I am thoroughly enjoying it. I am also admittedly biased as Neurology or Neurosurgery are my top prospects as far as medical specialties. It's not all pleasantries, however. I mentioned it our job to get as full of a Neurological Exam as possible and the reason for that is because it's not always possible -- especially with our sickest Patients.

"I've become so Numb, I can't feel you there."

hippo --
Nothing to Complain About. - Numb

In only one week I've already seen and experienced a number of heartbreaking cases.

The most severe Neurological Disorders can be completely and utterly debilitating. The biggest Crate from the week has been my greater acquaintance with the symptoms of Weakness and Numbness. The biggest Hippo of the week, however, is an overwhelming sense of humility and being constantly reminded of how lucky many of us are -- courtesy of our Patients who go through so much.

"I've become so Tired, so much more Aware."

I absolutely can not forget an experience from this past week where my Attending delivered a diagnosis of Amyotrophic Lateral Sclerosis (ALS) -- also known as Lou Gehrig's Disease.

It's the same disease that has gripped Stephen Hawking and it is near the top of my list for worst diseases ever. Along with Cancer, Huntington's Disease, and an unfortunate slew of other diseases... ALS has no cure. The supportive and palliative treatments we do have are limited.

It results in progressive paralysis of essentially every muscle in the body. One's sensory capabilities are generally spared as is one's cognitive abilities -- but it is almost a cruel tease in light of everything that is going on.

The Patient burst into tears. Who wouldn't? All I could think about is not being able to hold my loved ones. Of not being able to carry or play with the future children I hope to have some day. Of relying on others for the rest of my existence...the inevitable guilt and frustration I would have from being unable to give back the way I would want. If my mother cried for any reason, I wouldn't even be able to rub her back let alone wipe away the tears I only want to see in times of happiness.

I thought about death. The diaphragm -- the muscle responsible for breathing is also susceptible to ALS' ruthless progression...


"Feeling so faithless, lost under the surface."

That Patient became Weak. I became Numb.

I became Numb to all the petty worries I usually have. The lack of sensation puts many things into perspective. What's most important. What we can do without. What we should be fighting for. I felt terrible for that Patient. But when you see something like that you become Numb to other things as well. You become less tired, less hungry, and endless hours of studying become less tedious.

"and every second I waste is more than I can take."


These are the Hippos. The intangible human fuel that keeps us going.
No time to be Numb when every second matters.

-----
Rounds Abound. - Encore

Why are we so tired? And hungry? And why must we study so much?

For our Patients first and foremost...and then for our never-impressed Attendings.

"Don't know what you're expecting of me."

No matter how much we think we know...somehow Attendings always find the chinks in our armor of baby medical student knowledge. It's an infamous relationship -- with flocks of medical students and interns following the single Attending like ducklings crossing a busy street. 

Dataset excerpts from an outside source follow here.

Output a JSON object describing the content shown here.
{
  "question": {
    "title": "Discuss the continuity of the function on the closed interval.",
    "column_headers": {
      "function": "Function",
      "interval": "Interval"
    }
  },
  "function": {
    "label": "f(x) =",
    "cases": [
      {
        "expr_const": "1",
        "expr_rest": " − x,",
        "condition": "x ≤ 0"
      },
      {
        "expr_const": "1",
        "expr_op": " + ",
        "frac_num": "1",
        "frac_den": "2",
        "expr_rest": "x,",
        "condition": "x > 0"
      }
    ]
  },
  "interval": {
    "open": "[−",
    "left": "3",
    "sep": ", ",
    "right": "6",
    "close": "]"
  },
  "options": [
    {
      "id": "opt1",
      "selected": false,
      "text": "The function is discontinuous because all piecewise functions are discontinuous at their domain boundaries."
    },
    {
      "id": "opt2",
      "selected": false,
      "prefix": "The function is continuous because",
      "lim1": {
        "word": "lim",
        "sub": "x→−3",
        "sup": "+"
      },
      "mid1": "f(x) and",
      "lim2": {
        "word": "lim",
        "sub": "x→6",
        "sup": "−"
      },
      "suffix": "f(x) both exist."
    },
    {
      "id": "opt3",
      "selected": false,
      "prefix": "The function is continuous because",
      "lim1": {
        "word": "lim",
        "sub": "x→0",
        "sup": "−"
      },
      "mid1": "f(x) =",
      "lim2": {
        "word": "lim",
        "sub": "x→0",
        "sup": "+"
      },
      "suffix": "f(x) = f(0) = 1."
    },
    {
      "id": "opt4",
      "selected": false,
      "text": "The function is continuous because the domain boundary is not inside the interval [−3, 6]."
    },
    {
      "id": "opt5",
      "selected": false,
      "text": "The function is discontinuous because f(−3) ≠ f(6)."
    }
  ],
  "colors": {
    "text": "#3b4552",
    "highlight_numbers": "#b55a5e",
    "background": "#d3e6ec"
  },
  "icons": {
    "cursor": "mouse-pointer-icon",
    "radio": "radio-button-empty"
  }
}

"Put under the pressure, of walking in your shoes."

But everytime we are shown that our knowledge -- our Crates -- are not where they should be it only shows us where the holes are so that we may patch them up. I've alluded to it in a previous post, but Rounding and being tested by Attendings is an Encore we have to embrace. Just as we have to accept the Encore of shelf exams after every Rotation.

Just as we have to begrudgingly accept 
the Encore of patients who are beyond our help...

...and the resultant hope and renewed resolve that springs
from their strength in the face of tragedy.

"Now can I get an Encore?"


"Thank you, thank you, thank you...you're far too kind."